After the laminated panels were dry and out of the clamps, I cut them all down to the required overall lengths and widths of 11 inches wide by 19 inches long. At this point and as discussed in the article, I had to make and outside template and an inside template out of 1/2" thick plywood. These would be used to drill out the cavities of the trays and to use as band saw and router guides to shape the trays. A picture of these two templates can be seen in the photo on the right.
The next step was to trace
the outline of the templates onto the laminated blanks and take them to
the drill press to rough out the cavities. The templates were fixed
to the blanks with two screws on opposite corners during the transfer of
the patterns to the blanks. I used a 1 1/2" forstner bit to rough
out the cavities to about two inches deep. You can see in the photos
below, some of the steps in that process. Boy was this a chore!
I had nice big blisters on my right hand from clamping the blanks on the
drill press table, unclamping them, moving the dad gummed blanks a little
bit and then clamping them in place at the next position. I must
have had to do this at least 150 to 175 times on each blank. You
do the math!
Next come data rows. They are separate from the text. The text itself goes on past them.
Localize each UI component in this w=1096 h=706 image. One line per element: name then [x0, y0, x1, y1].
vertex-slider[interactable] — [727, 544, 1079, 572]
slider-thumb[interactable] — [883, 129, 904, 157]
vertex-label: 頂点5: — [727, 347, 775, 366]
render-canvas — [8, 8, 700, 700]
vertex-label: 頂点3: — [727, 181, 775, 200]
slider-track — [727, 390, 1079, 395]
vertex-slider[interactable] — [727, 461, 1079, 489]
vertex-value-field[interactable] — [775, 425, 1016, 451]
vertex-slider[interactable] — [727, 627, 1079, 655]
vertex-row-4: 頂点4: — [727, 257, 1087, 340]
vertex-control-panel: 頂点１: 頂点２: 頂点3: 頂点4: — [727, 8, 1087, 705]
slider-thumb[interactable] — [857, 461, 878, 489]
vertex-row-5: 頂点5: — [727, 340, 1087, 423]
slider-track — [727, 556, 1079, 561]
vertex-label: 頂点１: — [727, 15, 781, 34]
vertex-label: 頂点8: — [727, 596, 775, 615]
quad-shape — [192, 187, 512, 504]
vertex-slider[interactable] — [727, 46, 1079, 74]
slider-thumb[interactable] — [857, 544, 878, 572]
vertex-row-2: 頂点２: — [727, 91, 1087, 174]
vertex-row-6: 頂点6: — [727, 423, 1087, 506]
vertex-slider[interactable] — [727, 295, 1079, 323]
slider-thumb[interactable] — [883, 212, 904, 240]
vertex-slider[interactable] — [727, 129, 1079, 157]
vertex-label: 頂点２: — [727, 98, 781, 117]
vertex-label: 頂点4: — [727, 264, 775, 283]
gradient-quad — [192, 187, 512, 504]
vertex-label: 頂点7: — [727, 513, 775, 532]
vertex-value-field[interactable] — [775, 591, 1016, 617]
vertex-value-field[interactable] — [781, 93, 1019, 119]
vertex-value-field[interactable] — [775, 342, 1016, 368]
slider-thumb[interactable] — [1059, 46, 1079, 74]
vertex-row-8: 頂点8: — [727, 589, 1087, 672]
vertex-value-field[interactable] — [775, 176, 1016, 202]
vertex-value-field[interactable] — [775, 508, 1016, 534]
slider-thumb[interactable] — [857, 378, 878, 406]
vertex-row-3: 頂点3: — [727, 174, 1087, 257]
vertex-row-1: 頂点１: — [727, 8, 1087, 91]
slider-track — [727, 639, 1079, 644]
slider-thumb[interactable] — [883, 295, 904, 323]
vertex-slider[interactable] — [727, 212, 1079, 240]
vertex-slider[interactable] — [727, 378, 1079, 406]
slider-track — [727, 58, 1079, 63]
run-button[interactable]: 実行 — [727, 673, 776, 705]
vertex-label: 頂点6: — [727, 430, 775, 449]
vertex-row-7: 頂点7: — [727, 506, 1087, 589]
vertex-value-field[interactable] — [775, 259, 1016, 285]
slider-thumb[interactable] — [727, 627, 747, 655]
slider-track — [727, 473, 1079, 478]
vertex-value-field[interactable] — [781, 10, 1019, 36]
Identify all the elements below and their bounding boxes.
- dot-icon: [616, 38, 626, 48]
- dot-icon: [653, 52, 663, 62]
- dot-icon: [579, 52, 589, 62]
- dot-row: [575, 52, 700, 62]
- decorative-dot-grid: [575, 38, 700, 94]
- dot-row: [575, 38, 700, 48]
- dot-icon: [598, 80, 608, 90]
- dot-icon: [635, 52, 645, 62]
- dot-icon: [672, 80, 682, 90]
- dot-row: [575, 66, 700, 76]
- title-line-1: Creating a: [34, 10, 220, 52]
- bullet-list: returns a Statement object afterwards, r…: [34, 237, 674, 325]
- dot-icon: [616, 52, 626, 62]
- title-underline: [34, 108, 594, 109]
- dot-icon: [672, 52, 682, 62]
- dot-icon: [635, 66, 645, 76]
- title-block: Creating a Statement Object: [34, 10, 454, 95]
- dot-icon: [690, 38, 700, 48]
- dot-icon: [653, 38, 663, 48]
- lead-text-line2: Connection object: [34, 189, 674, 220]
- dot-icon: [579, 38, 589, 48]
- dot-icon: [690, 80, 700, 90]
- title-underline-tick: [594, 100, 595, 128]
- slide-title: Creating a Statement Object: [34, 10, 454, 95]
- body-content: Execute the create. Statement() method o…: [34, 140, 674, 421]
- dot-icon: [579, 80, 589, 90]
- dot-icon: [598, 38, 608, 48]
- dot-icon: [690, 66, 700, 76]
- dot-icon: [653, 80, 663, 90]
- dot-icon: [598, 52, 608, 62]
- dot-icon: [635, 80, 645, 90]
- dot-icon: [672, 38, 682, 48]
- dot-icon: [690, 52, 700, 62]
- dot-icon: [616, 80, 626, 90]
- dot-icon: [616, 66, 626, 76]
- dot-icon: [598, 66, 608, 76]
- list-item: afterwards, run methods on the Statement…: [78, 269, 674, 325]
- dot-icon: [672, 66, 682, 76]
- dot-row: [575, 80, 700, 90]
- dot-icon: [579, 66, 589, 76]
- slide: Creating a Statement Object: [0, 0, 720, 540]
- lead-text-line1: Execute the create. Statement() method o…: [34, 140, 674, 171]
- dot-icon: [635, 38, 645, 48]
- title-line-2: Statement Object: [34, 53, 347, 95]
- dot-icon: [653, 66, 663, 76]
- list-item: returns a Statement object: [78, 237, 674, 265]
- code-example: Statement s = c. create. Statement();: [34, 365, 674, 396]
This was the worst task in the whole project but the
end result was well worth the time and pain spent doing it.
After getting all four of the blanks roughed out, I mounted the inner template back on the blanks one at at a time using the same two locating screws. I then used a home made sub base to mount on my router and using an extended collet, I routed out the cavities a little bit at a time using a bowl bottoming router bit. When this was completed on each of the blanks, I took them to the band saw to cut out the shape of the outer profile of each tray. I cut to the outside of the pattern line so that later I could finish smoothing out the shape with my Porter Cable belt sander. You can see the band saw operation halfway completed in the photo below (sorry, I have no pictures of the routing operation).
Want to see what the results
were? Check out the photos below...... I think Santa done good!
Of the four finished trays one was for my wife (no picture of her but the
tray with the cups inserted above is her tray), one for my oldest daughter
(Dawn), my youngest daughter (Carmen), and my daughter-in-law (Debbie).
I'm happy, they're happy and Ol' Dave is, too!